By the time an infant is 9 months old, solid foods have the greatest impact on the gut microbiota, having taken over from the mother as the main influence, says research published in mSphere.
The gut microbiota, or gut microbiome, refers to the community of 100 trillion plus microbial cells that live in the digestive tract.
Disruption to the gut microbiota has been associated with gastrointestinal conditions such as inflammatory bowel disease and obesity.
At birth, children have no microbes in their gut, but colonization happens as soon as they are born.The gut microbiota establishes itself over the next few years, and, on the whole, it will then stay with the person for life.
Each adult’s gut microbiota is specific to the individual. Although changes can occur in response to factors such as diet, these will be minor.
- 79.9% of babies were breastfed in the US in 2014
- Percentage of babies breastfed but not exclusively: 49.4% at 6 months and 26.7% at 12 months
- Percentage of babies exclusively breastfed: 40.7% at 3 months and 18.8% at 6 months.
Senior author Tine Rask Licht, PhD, professor and head of the Research Group for Microbiology and Immunology at the National Food Institute, Technical University of Denmark, describes it as “more or less like a fingerprint.”
Diet has a strong impact on the gut microbiome, and breastfeeding is known to be an important influence.
Children of obese parents have a higher risk of developing obesity, partly because of genetic predisposition, but largely due to the gut microbiota.
Previous studies have focused on the impact of early infant diet, and particularly breastfeeding, but less is known about the influence of maternal obesity on the infant gut microbiota.
The tendency to become obese can be transmitted either through microbes passed to the infant during birth or through the family’s dietary habits.
Martin Laursen, of the Technical University of Denmark, and colleagues compared the gut microbiotas of two cohorts of infants.
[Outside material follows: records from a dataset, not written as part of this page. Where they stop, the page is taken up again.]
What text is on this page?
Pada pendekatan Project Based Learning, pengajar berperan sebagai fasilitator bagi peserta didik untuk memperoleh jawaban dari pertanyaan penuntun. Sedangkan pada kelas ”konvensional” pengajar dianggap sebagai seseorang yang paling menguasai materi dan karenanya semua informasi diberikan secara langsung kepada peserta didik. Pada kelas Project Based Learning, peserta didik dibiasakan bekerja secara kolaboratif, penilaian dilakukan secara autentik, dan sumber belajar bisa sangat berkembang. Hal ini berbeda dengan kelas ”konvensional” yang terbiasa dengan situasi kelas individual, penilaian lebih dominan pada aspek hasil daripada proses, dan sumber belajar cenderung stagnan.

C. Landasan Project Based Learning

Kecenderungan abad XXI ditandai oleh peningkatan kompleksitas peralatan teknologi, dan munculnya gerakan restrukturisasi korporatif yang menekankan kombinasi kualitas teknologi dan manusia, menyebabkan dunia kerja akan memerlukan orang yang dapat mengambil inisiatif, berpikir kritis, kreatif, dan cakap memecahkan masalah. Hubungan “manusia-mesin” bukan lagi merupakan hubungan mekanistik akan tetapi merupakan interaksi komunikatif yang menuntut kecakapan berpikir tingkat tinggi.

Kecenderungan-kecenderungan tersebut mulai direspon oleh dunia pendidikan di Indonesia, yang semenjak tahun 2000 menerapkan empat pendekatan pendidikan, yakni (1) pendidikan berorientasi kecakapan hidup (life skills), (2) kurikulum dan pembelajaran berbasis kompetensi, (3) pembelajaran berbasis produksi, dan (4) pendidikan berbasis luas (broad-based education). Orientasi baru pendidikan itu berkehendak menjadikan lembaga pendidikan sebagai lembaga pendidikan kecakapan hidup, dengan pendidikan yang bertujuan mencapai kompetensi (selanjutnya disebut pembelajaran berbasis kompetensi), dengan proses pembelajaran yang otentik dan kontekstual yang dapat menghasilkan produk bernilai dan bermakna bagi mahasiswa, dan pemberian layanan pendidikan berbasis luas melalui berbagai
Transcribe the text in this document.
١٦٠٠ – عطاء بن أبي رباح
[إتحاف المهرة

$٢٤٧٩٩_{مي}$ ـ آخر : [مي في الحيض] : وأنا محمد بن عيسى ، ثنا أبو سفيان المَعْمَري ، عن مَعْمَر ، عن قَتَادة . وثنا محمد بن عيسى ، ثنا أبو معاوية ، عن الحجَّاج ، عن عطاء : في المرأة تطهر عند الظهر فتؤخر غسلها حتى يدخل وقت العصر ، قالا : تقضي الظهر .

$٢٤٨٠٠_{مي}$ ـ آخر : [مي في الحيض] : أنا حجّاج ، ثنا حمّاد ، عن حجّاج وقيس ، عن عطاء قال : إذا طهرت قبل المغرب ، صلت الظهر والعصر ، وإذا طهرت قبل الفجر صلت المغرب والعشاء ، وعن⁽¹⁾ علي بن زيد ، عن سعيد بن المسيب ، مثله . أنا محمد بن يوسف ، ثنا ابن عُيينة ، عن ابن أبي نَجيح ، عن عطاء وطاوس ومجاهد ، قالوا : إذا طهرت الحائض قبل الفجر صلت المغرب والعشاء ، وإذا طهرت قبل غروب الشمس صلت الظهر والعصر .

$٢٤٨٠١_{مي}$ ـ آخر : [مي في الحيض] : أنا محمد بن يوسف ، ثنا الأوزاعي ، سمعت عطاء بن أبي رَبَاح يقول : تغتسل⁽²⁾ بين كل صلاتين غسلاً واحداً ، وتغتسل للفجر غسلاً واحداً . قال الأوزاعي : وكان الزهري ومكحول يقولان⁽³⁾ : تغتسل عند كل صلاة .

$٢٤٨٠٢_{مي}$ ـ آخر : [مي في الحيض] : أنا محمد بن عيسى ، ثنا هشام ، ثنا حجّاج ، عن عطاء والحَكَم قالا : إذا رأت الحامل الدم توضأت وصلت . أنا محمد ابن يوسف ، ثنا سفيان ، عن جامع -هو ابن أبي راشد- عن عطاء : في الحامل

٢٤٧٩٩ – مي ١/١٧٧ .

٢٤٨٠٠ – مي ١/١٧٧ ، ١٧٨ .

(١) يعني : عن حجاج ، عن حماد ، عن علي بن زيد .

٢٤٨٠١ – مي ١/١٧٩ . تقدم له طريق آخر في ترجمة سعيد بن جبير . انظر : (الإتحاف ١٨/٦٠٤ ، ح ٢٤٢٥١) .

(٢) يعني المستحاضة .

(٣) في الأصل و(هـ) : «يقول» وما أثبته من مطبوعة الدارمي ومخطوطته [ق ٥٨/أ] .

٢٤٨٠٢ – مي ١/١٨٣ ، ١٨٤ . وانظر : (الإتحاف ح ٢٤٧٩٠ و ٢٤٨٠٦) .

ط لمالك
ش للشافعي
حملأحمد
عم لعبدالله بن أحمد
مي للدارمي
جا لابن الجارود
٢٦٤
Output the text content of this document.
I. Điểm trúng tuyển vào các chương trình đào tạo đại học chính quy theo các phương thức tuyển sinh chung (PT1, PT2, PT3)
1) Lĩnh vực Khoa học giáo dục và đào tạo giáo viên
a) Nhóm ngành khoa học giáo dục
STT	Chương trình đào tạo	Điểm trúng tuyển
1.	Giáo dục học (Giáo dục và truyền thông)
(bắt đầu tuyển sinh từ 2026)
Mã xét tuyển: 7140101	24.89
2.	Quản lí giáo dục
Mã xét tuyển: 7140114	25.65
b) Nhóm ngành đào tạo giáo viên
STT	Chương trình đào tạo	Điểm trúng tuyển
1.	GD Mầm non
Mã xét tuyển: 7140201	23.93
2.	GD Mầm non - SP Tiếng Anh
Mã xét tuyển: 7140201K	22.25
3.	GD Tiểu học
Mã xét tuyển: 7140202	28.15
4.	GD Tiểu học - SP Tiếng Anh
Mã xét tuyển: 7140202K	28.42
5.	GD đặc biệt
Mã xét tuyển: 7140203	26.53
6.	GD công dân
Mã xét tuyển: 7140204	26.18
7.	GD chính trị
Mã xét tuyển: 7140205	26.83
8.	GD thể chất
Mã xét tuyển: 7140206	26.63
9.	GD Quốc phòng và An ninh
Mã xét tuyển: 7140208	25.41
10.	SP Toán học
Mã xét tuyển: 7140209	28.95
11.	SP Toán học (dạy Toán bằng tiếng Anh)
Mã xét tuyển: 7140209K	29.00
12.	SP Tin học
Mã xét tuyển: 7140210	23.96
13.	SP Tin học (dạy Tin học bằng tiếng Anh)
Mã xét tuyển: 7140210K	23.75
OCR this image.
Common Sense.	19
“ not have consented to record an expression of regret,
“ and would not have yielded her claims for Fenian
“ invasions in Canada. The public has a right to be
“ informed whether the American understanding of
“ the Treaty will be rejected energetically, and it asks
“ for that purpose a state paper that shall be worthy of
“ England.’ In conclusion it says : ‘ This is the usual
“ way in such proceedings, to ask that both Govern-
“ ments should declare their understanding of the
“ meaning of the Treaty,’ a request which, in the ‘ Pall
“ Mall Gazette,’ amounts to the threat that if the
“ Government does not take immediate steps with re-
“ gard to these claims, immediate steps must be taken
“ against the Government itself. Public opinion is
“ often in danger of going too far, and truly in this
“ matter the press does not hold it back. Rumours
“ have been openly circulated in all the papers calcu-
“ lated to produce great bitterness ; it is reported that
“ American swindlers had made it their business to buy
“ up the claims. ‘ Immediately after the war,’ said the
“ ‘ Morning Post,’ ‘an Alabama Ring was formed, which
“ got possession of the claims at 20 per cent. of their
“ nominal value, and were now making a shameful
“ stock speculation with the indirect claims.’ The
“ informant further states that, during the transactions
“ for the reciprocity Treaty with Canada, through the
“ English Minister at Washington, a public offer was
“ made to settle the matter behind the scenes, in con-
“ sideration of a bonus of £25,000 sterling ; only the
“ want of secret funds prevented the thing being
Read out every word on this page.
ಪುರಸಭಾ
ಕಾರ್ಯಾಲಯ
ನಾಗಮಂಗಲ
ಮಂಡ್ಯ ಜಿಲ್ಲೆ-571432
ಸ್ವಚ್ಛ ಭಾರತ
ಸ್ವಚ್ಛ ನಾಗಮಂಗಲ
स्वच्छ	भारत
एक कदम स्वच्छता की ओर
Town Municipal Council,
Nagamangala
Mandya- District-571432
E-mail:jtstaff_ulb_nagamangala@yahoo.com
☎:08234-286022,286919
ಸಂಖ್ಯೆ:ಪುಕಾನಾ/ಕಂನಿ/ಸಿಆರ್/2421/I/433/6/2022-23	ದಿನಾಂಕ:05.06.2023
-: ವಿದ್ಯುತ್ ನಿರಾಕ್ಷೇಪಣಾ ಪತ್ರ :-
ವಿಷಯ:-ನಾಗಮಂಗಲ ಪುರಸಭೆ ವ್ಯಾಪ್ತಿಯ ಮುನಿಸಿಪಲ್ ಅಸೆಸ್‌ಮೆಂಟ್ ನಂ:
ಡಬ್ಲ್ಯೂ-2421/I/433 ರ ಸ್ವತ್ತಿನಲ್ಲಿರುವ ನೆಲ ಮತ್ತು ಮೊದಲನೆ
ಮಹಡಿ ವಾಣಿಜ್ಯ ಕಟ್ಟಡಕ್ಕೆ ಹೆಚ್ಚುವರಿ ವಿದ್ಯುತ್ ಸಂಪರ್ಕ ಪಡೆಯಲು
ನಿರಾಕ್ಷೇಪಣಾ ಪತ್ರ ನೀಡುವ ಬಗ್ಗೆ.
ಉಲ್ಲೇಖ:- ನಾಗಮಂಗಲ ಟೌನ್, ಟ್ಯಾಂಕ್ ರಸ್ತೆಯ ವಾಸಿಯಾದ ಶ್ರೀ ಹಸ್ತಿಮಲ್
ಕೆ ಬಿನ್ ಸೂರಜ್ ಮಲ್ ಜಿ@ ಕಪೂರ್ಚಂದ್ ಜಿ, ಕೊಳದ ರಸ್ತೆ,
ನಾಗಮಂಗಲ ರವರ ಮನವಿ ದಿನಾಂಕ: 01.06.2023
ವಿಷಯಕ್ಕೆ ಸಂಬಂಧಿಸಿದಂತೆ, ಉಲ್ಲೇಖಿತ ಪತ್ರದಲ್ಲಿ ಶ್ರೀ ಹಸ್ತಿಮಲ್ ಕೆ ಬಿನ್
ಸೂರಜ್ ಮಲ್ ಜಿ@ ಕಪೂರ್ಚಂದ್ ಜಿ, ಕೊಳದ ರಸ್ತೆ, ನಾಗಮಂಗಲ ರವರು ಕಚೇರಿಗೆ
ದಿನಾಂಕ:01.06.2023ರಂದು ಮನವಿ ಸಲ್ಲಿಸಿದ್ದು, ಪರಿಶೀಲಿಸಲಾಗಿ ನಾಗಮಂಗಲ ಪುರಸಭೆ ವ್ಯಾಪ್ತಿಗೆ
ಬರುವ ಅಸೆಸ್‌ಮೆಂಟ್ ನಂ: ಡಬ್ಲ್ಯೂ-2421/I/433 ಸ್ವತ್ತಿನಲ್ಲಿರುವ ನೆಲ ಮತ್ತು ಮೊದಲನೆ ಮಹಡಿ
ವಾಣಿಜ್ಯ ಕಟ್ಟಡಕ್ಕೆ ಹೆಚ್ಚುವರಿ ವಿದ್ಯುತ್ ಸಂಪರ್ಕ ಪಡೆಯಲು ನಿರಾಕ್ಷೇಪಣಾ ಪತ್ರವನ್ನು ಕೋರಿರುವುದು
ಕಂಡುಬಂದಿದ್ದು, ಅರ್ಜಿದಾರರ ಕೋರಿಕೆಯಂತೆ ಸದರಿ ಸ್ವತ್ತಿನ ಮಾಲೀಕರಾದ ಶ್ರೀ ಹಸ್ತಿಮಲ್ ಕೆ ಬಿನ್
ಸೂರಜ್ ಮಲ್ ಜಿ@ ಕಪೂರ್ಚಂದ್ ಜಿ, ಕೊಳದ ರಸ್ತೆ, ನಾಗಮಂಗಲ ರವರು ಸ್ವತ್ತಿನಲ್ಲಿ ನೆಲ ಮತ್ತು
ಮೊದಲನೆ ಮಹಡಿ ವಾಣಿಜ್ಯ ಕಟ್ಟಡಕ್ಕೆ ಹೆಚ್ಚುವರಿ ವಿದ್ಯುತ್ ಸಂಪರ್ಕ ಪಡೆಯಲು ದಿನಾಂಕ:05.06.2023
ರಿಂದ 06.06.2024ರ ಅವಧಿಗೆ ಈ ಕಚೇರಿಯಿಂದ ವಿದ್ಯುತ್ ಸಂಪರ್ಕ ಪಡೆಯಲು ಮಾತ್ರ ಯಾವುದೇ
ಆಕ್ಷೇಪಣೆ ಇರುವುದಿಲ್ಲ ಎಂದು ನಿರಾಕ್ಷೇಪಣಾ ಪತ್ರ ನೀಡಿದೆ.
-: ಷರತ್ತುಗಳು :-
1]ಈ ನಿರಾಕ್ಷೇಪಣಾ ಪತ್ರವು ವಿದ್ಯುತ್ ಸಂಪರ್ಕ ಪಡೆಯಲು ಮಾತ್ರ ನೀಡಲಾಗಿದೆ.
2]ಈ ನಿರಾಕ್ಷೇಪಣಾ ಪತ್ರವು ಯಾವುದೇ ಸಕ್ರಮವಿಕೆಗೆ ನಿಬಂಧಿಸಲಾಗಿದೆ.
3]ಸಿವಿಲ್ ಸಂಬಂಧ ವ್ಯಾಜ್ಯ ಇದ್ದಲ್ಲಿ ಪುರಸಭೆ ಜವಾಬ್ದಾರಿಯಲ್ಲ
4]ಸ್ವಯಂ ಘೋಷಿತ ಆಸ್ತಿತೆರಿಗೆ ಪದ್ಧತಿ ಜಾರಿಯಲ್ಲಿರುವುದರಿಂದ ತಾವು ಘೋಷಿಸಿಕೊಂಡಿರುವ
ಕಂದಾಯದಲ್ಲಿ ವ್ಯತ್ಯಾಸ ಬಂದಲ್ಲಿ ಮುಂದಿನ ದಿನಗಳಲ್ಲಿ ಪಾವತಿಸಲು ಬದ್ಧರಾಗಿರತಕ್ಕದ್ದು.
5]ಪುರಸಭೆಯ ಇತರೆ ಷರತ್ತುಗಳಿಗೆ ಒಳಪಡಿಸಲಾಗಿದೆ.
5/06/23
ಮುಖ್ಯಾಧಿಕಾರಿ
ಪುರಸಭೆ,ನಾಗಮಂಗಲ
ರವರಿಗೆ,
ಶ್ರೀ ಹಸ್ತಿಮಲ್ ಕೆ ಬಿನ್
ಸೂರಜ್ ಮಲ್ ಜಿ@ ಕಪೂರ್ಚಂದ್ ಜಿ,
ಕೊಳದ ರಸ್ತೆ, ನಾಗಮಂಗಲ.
The first group consisted of 114 children born to healthy mothers. In the other group were 113 children born to obese mothers.
The researchers analyzed stool samples from the children at 9 and 18 months. They then compared microbiota data with breastfeeding patterns and details of individual diets.
By 9 months, most children had transitioned, to some extent, to a complementary diet. The major determinants of gut microbiota development were the length of time that the mother breastfed the baby and the composition of the solid foods.
The introduction of solid foods with high protein and fiber contents had a strong impact on the gut microbial composition in both groups.
The researchers found that solid foods are the main driver of development of the gut microbiota at the age of 9 months, and this food determines the diversity and composition of the microbiota.
Prof. Licht says:
“Our results reveal that the transition from early infant feeding to family foods is a major determinant for gut microbiota development. Maternal obesity did not influence microbial diversity or specific taxon abundances during the complementary feeding period.”
Earlier this year, Medical News Today reported on research suggesting that the type of delivery an infant has can affect the composition of his or her gut microbiota.